海難事故はダイビングにとどまらない。18日、青の洞窟(石垣市桴海)でシュノーケリングやSUPで遊泳していた3人が、SUPが沖合に流されたため、浜に戻ろうとしたが、離岸流の影響で戻れなくなる事故が発生した。石垣海上保安部は、SUPは風や波の影響を受けやすいため、気象海象に注意し、防水パック入り携帯電話などで連絡手段を確保するように注意を促している。
宮古島では10日、SUPに乗っていて与那覇前浜ビーチを出発した3人が西風に流され、ビーチに戻れなくなる事故が発生した。宮古島海上保安部は、怪我人はいなかったが状況によっては人命に関わる重大な事故に至る可能性もあったとしている。

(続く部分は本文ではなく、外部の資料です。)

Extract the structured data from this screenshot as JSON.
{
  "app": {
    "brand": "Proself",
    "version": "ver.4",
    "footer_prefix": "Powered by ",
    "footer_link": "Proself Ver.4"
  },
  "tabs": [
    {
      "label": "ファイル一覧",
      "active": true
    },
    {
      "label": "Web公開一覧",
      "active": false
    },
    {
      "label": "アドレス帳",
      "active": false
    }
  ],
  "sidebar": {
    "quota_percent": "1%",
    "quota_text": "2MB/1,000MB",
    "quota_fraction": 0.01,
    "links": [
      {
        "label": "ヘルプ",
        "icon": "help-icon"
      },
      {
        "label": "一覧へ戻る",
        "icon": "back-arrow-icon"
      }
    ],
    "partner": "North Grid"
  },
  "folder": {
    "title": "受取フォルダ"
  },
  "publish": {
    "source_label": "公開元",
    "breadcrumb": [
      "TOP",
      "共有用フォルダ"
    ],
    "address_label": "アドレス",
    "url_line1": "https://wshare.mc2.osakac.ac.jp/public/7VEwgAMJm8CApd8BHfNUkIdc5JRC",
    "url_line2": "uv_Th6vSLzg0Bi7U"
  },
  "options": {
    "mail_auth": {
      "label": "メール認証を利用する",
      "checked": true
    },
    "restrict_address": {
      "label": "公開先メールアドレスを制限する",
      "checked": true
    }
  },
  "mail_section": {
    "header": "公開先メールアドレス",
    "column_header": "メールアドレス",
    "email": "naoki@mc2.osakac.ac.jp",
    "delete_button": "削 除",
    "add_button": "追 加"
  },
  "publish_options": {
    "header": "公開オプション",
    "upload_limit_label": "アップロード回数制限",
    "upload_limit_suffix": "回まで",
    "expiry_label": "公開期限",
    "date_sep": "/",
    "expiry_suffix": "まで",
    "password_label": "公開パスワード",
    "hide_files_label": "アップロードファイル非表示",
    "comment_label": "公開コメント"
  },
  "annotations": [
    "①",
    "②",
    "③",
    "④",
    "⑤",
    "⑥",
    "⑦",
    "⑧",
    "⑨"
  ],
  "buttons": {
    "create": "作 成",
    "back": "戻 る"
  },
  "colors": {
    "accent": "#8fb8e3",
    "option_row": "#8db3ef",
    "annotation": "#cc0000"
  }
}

第十一管区海上保安本部(那覇)の安全対策課は今年のマリンレジャーの海難事故が昨年比で増加傾向にあると危惧する。特に観光客と中高年の事故者が多く、気象海象に注意し、レジャー団体には気象海象を注視することと観光客に安全対策の徹底、体調の優れない人に入水を断るように呼びかけをお願いしている。
石垣海上保安部交通課は海難防止のためにマリーナ、漁港、ビーチ、管理されていない海岸などを巡回するパトロールを実施している。海難事故は安全対策を怠っていたり、インストラクターの知識技能不足で発生したりすることも多いといい、海のレジャー前には海上保安庁の総合安全情報サイト「ウォーターセーフティガイド」を確認することを推奨している。同サイトはアクティビティ別に安全情報や必要な装備なども確認できる。
八重山諸島では「八重山SUP協会」が、SUPの急速な普及から、各島々に則した自主ルール、マナー、安全対策に取り組んでいる。同協会は2014年に設立された任意団体で、定期講習会を行い、健全なSUP活動の普及のためのインストラクター認定を発行している。現在加盟数は20店舗越え、30人ほどが認定されている。
SUPインストラクターを認定する組織は全国にあるが、同協会は唯一更新が必要な団体で、更新は1年ごと。ガイドインストラクターに必要な知識技能や体力を継続させ、所属店舗の垣根を越えて情報交換する場になっているという。
5月22、23日には新規と更新講習会が行われ、新規講習生7人、更新講習生9人の参加があった。23日に行われた安全講習会には、市内から警察、消防、海上保安部が視察し、今後連携を取り、安全性を高めていくために連携していくことを確認したという。
同協会の小山豊会長は「SUPは楽しいアクティビティーだが、しっかりと危険を認識できる知識と、回避する技術を身につけて、八重山諸島のサービス向上に生かして」と、この取り組みが広がってほしいと呼びかけた。
石垣海上保安部交通課は、「情報共有をしてそれぞれの専門知識や安全管理の周知していく良い取り組み」を評価した。
市内でインストラクターをしている同協会の会員の一人は「常に命を預かる仕事だから」と同協会の活動の重要性を訴える。
八重山諸島を含む沖縄島しょは、日本の中でも海辺のレジャー活動を目的として多くの観光客が訪れる場所である。レジャーを楽しむ人たちが、安全対策の怠りやガイドの知識不足によって海難事故に遭ってしまうような場所であってほしくない。